В том периоде моей жизни, незабываемом, но совсем не простом и не легком я был испытан не раз страшными помыслами: гнева на Создавшего меня. Измученный непониманием происходящего со мною – я вступал в борьбу с Богом: я мыслил о Нем, как о Враждебном Властелине: «Кто меня враждебной властью из ничтожества воззвал» (Пушкин). У всех людей единый природный корень, и поэтому я переносил мои личные состояния на всех. Мой умишко «бунтовал» во имя всех поруганных ненужным даром этой жизни и я сожалел, что нет у меня такого меча, которым было бы возможно рассечь проклятую землю (ср. Быт. 3, 17) и тем положить конец отвратительному абсурду… Не мало и других идиотских идей приходило мне на ум, но эти две, кажется, были самыми крайними. К счастью, этого рода горечь никогда не проникла в глубокое сердце: там место было занято. Недоведомо где-то в духе оставалась надежда, шедшая дальше всех пароксизмов отчаяния: Всемогущий не может быть иначе, как благ. Если бы не так, то откуда у меня идея Благого Существа? И мой внутренний слух сосредоточивался на чем-то неосязаемом и вместе реальном.

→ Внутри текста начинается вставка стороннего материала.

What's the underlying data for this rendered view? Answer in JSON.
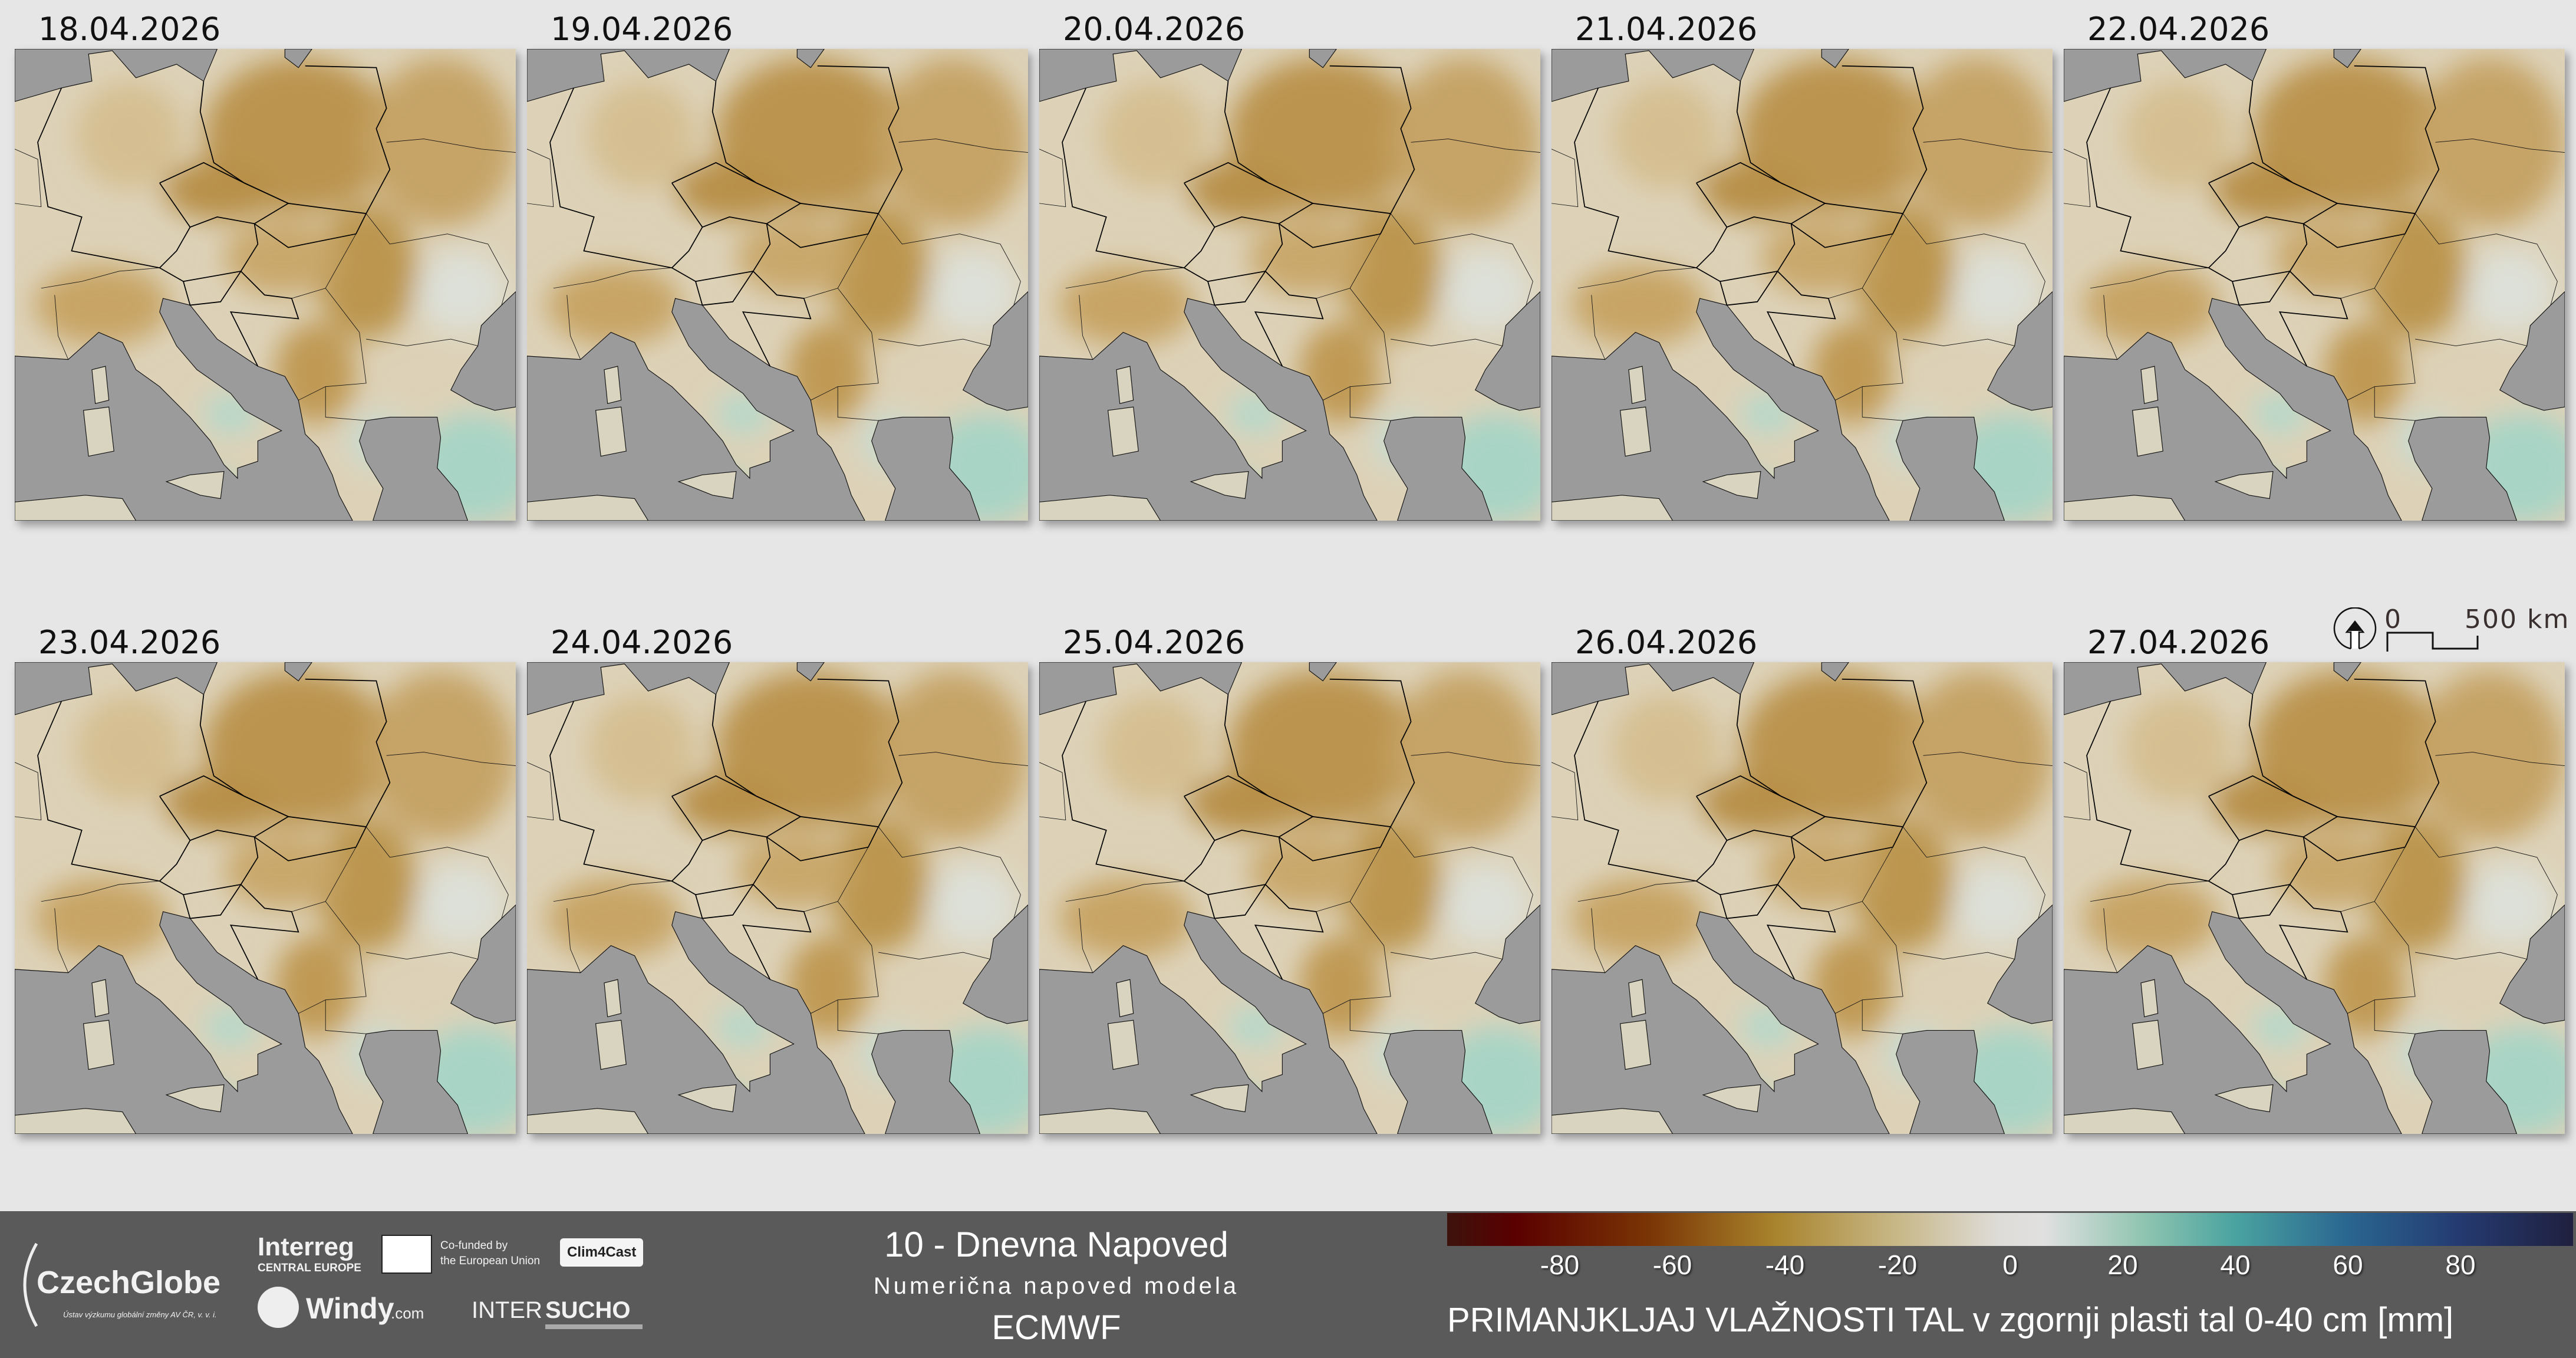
{
  "panels": [
    {
      "date": "18.04.2026"
    },
    {
      "date": "19.04.2026"
    },
    {
      "date": "20.04.2026"
    },
    {
      "date": "21.04.2026"
    },
    {
      "date": "22.04.2026"
    },
    {
      "date": "23.04.2026"
    },
    {
      "date": "24.04.2026"
    },
    {
      "date": "25.04.2026"
    },
    {
      "date": "26.04.2026"
    },
    {
      "date": "27.04.2026"
    }
  ],
  "scale_bar": {
    "start": "0",
    "end": "500 km",
    "north_icon": "north-arrow-icon"
  },
  "footer": {
    "logos": {
      "czechglobe": "CzechGlobe",
      "czechglobe_sub": "Ústav výzkumu globální změny AV ČR, v. v. i.",
      "interreg": "Interreg",
      "interreg_sub": "CENTRAL EUROPE",
      "eu_line1": "Co-funded by",
      "eu_line2": "the European Union",
      "clim4cast": "Clim4Cast",
      "windy": "Windy",
      "windy_suffix": ".com",
      "intersucho_a": "INTER",
      "intersucho_b": "SUCHO"
    },
    "title": "10 - Dnevna Napoved",
    "subtitle": "Numerična napoved modela",
    "model": "ECMWF"
  },
  "legend": {
    "title": "PRIMANJKLJAJ VLAŽNOSTI TAL v zgornji plasti tal 0-40 cm [mm]",
    "range": [
      -100,
      100
    ],
    "ticks": [
      "-80",
      "-60",
      "-40",
      "-20",
      "0",
      "20",
      "40",
      "60",
      "80"
    ],
    "colors": [
      "#3d120c",
      "#5a0000",
      "#7a3505",
      "#a8832c",
      "#c8b888",
      "#dedcd8",
      "#8ec4b0",
      "#4aa3a0",
      "#2a6690",
      "#243a70",
      "#20203f"
    ],
    "sea_color": "#9b9b9b",
    "background": "#e6e6e6"
  }
}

Никогда не смогу воплотить в слова своеобразного богатства тех дней, когда Господь, не внимая моим протестам, взял меня в Свои крепкие руки и точно с гневом бросил в беспредельность созданного Им мира. Что скажу? Суровым образом, но Он открыл мне горизонты иного Бытия. Мои страдальческие перипетии были подлинно «хождением по мукам».

Война с Германией приближалась к печальному для России концу. За несколько месяцев до сего развязывалась уже другая, гражданская, во многих отношениях более тяжкая. Видение трагизма человеческого бывания как бы срасталось с моей душой, и смертная память не покидала меня, где бы я ни был. Я был расколот странным образом: мой дух жил в той таинственной сфере, для которой я не нахожу выражения словом, рассудок же и душевность жили, казалось, своей привычной повседневностью, т. е. подобно всем прочим людям.

Я торопился жить: боялся потерять каждый час, стремился приобрести максимум познания не только в области моего искусства, но и вообще; много работал как живописец в моем ателье, просторном и спокойном, сделал целый ряд путешествий по России, по Европе; месяцами жил в Италии и Германии, затем более оседло во Франции. Встречался со многими лицами, главным образом причастными к искусству, но никогда, никому не сказал я ни слова о моей «параллельной» жизни в духе: ничто изнутри не толкало меня на такую откровенность. Совершавшееся во мне – исходило от какого-то начала, высшего меня, помимо моей воли, не по моей инициативе: я не понимал происходившего; и, однако, оно было свято для меня.

Красота видимого мира, сочетаясь с чудом возникновения самого видения, – влекла меня. Но за видимою действительностью я стремился ощутить невидимую вневременную в моей художественной работе, дававшей мне моменты тонкого наслаждения. Однако, настало время, когда усилившаяся смертная память вступила в решительную схватку с моей страстью художника. Тяжба была ни короткою, ни легкою. Я же был как бы полем борьбы, двуплановой: благодать смертной памяти не снижалась до земли, но звала в возвышенные сферы; искусство же изощрялось представить себя, как нечто высокое, трансцендирующее земной план; в своих лучших достижениях дающее прикоснуться к вечности. Напрасными были все эти потуги: неравенство было слишком очевидным, и в конце победила молитва. Я чувствовал себя удержанным между временной формой бывания и вечностью. Последняя в то время была обращена ко мне своей «отрицательной» стороной: смерть обволакивала все.